Parlo con lei che vuole fare questo lavoro: ho un paio di cose da dirle...
Caro professore, parlo con lei che è appena uscito dall’Università e vuole fare questo lavoro: ho un paio di cose da dirle.
Scusi se uso un epiteto così poco formale, caro, come se stessi parlando con un amico, ma ho sempre pensato che ci dovesse essere un certo rapporto tra l’educatore e l’alunno, di rispetto senza dubbio, ma anche di fiducia. Fiducia, una parola un po’ strana di questi tempi, vero? La usano un po’ tutti ma non sembra che ce ne sia tanta in giro, eppure è normale che la usi con lei, non crede? In fondo lei deve istruirmi, se non mi fido di ciò che insegna, come posso imparare qualcosa?
Inutile girarci intorno, lei dovrebbe essere un punto di riferimento per la sua umanità, il suo sapere, la sua maturità, dovrebbe essere colui dal quale andare quando c’è un problema di cui non vogliamo parlare ai nostri genitori e quando i nostri amici non sanno come soccorrerci, dovrebbe aiutarci a crescere.
Sarò banale, ma non è un professore solo in virtù di quel pezzo di carta che, forse, ha appeso in casa come il più grande dei trofei, così come noi alunni non siamo solo i voti scritti sul registro.
Non siamo solo i voti scritti sul registro.
Se lo ricorda, professore? Si ricorda com’era quando sui banchi c’era lei, a trovarsi davanti persone distanti che non le facevano sviluppare le sue capacità, impedendole di diventare ciò che sarebbe potuto diventare?
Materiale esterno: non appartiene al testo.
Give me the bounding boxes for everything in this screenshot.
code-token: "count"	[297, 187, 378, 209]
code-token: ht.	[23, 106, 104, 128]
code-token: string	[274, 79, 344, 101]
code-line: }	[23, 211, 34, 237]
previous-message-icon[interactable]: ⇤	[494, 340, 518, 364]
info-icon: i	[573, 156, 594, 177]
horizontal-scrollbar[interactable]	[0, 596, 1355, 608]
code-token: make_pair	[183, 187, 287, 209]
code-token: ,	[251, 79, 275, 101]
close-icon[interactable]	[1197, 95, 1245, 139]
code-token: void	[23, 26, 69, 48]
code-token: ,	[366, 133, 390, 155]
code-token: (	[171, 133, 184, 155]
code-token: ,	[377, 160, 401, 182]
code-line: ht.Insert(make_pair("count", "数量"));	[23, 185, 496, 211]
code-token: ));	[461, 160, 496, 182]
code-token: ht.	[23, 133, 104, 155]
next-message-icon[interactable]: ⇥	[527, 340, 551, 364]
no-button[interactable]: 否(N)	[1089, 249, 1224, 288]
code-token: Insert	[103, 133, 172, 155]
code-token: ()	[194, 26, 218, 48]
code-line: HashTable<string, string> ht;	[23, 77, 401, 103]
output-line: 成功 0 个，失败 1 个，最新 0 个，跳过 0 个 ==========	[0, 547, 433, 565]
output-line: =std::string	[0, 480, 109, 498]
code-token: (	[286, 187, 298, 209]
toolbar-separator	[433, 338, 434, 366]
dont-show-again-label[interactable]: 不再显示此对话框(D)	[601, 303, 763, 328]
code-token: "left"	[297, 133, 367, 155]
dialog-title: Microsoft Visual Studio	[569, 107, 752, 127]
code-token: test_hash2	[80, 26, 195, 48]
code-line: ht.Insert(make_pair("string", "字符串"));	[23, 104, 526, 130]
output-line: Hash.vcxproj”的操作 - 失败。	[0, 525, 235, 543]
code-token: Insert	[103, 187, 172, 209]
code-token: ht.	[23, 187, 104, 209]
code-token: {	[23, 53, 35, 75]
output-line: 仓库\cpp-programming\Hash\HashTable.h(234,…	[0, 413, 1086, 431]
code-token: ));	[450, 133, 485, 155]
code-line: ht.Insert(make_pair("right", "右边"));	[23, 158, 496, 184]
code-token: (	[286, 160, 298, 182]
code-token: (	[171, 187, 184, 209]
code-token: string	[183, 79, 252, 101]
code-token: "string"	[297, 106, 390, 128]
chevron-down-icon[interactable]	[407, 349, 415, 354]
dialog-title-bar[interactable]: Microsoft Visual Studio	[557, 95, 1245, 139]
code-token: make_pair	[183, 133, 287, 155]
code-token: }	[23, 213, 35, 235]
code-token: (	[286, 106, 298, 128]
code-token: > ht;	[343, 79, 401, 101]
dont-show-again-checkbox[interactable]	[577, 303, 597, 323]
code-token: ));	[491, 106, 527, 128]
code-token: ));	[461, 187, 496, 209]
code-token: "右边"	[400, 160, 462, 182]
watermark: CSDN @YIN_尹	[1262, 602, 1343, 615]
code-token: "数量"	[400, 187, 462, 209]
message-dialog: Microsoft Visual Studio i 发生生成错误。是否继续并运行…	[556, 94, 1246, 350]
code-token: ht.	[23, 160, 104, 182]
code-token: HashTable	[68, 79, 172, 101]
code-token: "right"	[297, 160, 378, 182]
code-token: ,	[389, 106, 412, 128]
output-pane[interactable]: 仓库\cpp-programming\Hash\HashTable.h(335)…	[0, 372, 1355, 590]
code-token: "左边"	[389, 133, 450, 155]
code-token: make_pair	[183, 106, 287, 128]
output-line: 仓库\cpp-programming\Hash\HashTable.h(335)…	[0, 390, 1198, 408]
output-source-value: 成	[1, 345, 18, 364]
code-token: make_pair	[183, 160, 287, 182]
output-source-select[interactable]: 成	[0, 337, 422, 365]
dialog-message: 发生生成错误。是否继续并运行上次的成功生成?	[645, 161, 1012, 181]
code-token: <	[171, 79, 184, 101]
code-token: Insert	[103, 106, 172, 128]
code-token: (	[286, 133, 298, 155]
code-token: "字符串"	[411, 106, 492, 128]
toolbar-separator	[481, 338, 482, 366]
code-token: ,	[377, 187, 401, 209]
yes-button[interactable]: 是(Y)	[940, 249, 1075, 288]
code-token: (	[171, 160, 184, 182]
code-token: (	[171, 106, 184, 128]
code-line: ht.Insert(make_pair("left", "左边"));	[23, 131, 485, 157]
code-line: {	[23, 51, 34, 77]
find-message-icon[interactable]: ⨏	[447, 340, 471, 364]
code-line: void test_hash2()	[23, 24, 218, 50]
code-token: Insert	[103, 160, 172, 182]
O ricorda com’era solo durante i compiti in classe o le interrogazioni? Sarò una sognatrice, un’illusa, ma mi hanno sempre ripetuto che per fare il professore ci vuole una vocazione, che non basta spiegare le quattro cose scritte sul libro per meritarsi questo titolo.
Chissà com’è dall’altro lato, quando entra in classe e vede venti, trenta persone che si affidano a lei e alla sua conoscenza, chissà cosa vede quando entra in classe!
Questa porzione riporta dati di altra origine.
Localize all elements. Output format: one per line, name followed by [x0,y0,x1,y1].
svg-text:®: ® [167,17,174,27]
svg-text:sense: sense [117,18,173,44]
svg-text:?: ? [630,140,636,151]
Che poi, professore, noi ce ne accorgiamo, sa? Ce ne accorgiamo di cosa pensa, se è felice, se è nervoso, se non gliene frega niente, se ha litigato con sua moglie o suo figlio ha preso un’insufficienza.
Torniamo sempre là, alla fine: voti, voti, voti. Sembra quasi che noi ragazzi esistiamo solo in virtù di questi.
Non mi fraintenda, sono importanti, servono, e chi dice di abolirli non ha capito niente; eppure i voti sono solo dieci e per certe persone sono ancora meno. Come può valutare tutti con così poco margine, come può decidere quanto vale qualcuno con così poco spazio di manovra? Sento dire che dietro ad ogni voto c’è una storia diversa, che un 6 non equivale a un altro, ma allora perché sono entrambi 6?
Ma sto divagando, caro professore, perché – come ho detto prima – noi non siamo voti, anche se ce lo dimentichiamo o ce lo fanno dimenticare, e anche se un po’ di rabbia ci sta, non è questo il punto.
Ha un compito e un ruolo molto più rilevanti e forse non ci pensa nemmeno quando entra in classe, forse non vuole pensarci, forse lei decide di ignorarlo. Il suo compito è darci dei valori, farci sviluppare idee, passioni, indicarci che tipo di persone essere per il futuro.
Fare il professore, secondo me, è il mestiere più difficile del mondo pure quando si ha questo sogno, figuriamoci quando è solo un ripiego, quando non si ci sente portati o non si ha passione.
Sembra semplice, ma non lo è, non tutti sono portati a farlo; vorrebbero tutti essere come il professor Keating de “L’attimo fuggente”, ma spesso somigliano più al preside Nolan.
Sono visti sempre così, i professori, quasi non ci fosse una via di mezzo, da sempre, in qualunque tipo di scuola, capitani o dittatori, bianchi o neri.
Caro professore, spero che i suoi alunni la vedano come Keating, perché se la vedono così, probabilmente lo è, ed è solo un bene, perché c’è bisogno di tali professori.
Spero che un giorno, guardandosi allo specchio, vedrà un capitano, non un tiranno, vedrà un Keating e non un Nolan, e che dalle sue mani escano altri Keating, che forse, è la cosa più importante.